The grey gentleman looked across the room at a large painting of a girl in a white dress skipping with a rope of roses.
"Please, sir," said young Charles, "I think that is Mrs. Lovely."
"It was, boy; it was."
"I wish I had known her then," said Charles.
"Is your name George, boy?" inquired the grey gentleman in a tone that was half eager.
"No, sir, 'tis Charles--after the Prince of Wales."
"A Papist, eh?" said the grey gentleman bitterly.
"George was too honest a name for that scoundrel. Well, boy, you can stay."
"Please, sir, I'd rather go back to my father," said the boy. "He's waiting for me."
"Then go and be d----d," said the grey gentleman, and he walked over to the window.
Poor little Charles was left standing alone in the big room. He waited a moment, but as the grey gentleman did not turn his head, he edged his way towards the great door. When he reached it, he looked round at his uncle. The latter was still staring out of the window. The child gave a puzzled sigh and with both hands succeeded in turning the handle. The clocks seemed to tick very loudly as he breathlessly closed the door and set out to descend the wide staircase. The canary-coloured gentlemen having vanished he could hold on to the balustrade with both hands without shame. As he crossed the green sunlit lawn, a blackbird flew into the shrubbery with a shrill note of alarm.
Then he was in the chariot with his father, and this time he was really fast asleep.
And now he was boy and man at once. The picture of the girl with roses became his mother as he had known her, pale and sad. Then it would change and become Miss Phyllida Courteen, strangely like his mother; and sometimes the Queen of Diamonds would be mopping and mowing in a frame of golden Georges.
At last these many dancing visions forsook his brain, and he slept a dreamless sleep, not waking until high noon of a wet and gusty day. When he reached the coffee-room, he found Mr. Francis Vernon perusing the latest edition of Mr. Hoyle, and as the weather was dirty, agreed to give Mr. Francis Vernon his revenge.
This favour was accorded in the handsomest manner possible and when, late in the afternoon, the young gentlemen all returned from hunting, Mr. Charles Lovely owed Mr. Francis Vernon rather more than he could very easily pay.
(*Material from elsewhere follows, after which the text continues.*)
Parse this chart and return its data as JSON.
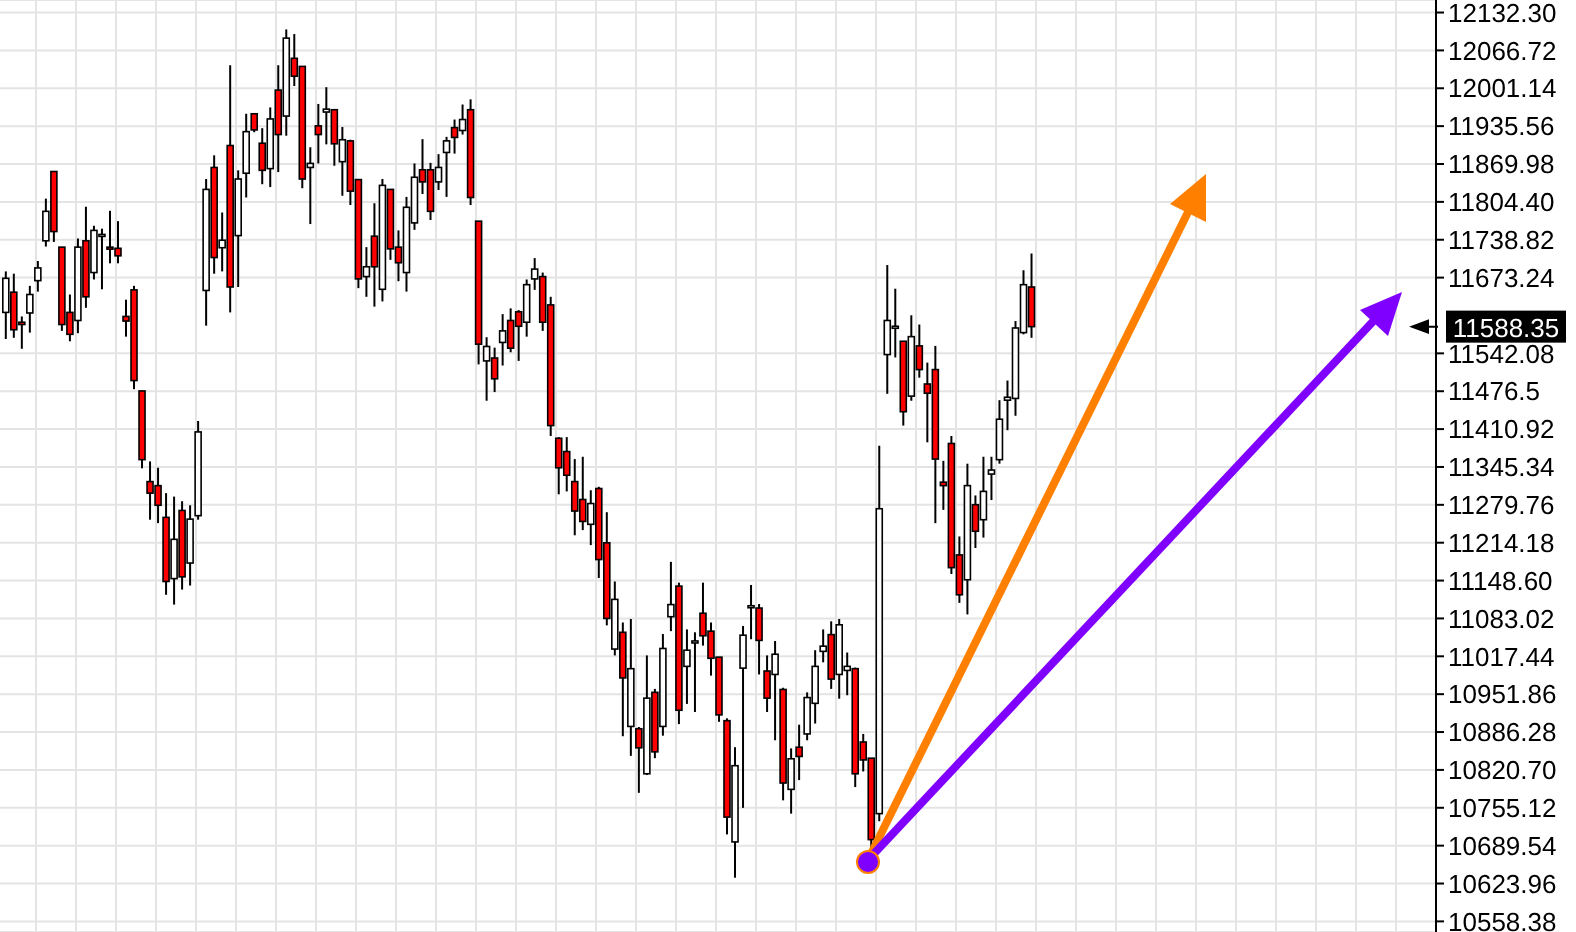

No doubt the latter's success is to be ascribed to his opportune purchase of the latest edition of Mr. Hoyle.
_Chapter the Twelfth_
WET DAYS
If cards are the devil's playthings, wet days are certainly his select playtime; and all the days before the Chinese Masquerade were very wet indeed. The Exquisite Mob returned from the Pump Room remarkably depressed in spirit. The forenoons passed away in the coffee-houses and the shops, but in the afternoons when it was wont to exercise itself and air its modes the stuffy parlours of Curtain Wells became vastly tiresome.
The result was that all the young gentlemen played very hard and very deep and very late, and Mr. Charles Lovely hardest, deepest, and latest of all. The old gentlemen all found their gout teazed them more lamentably. Even Beau Ripple grew tired of reading the Epodes of Horace and the Letters of Tully to his grey Angora cat. The ladies played Quadrille and talked scandal, while some of them, I grieve to say, supplied a foundation for much of the gossip.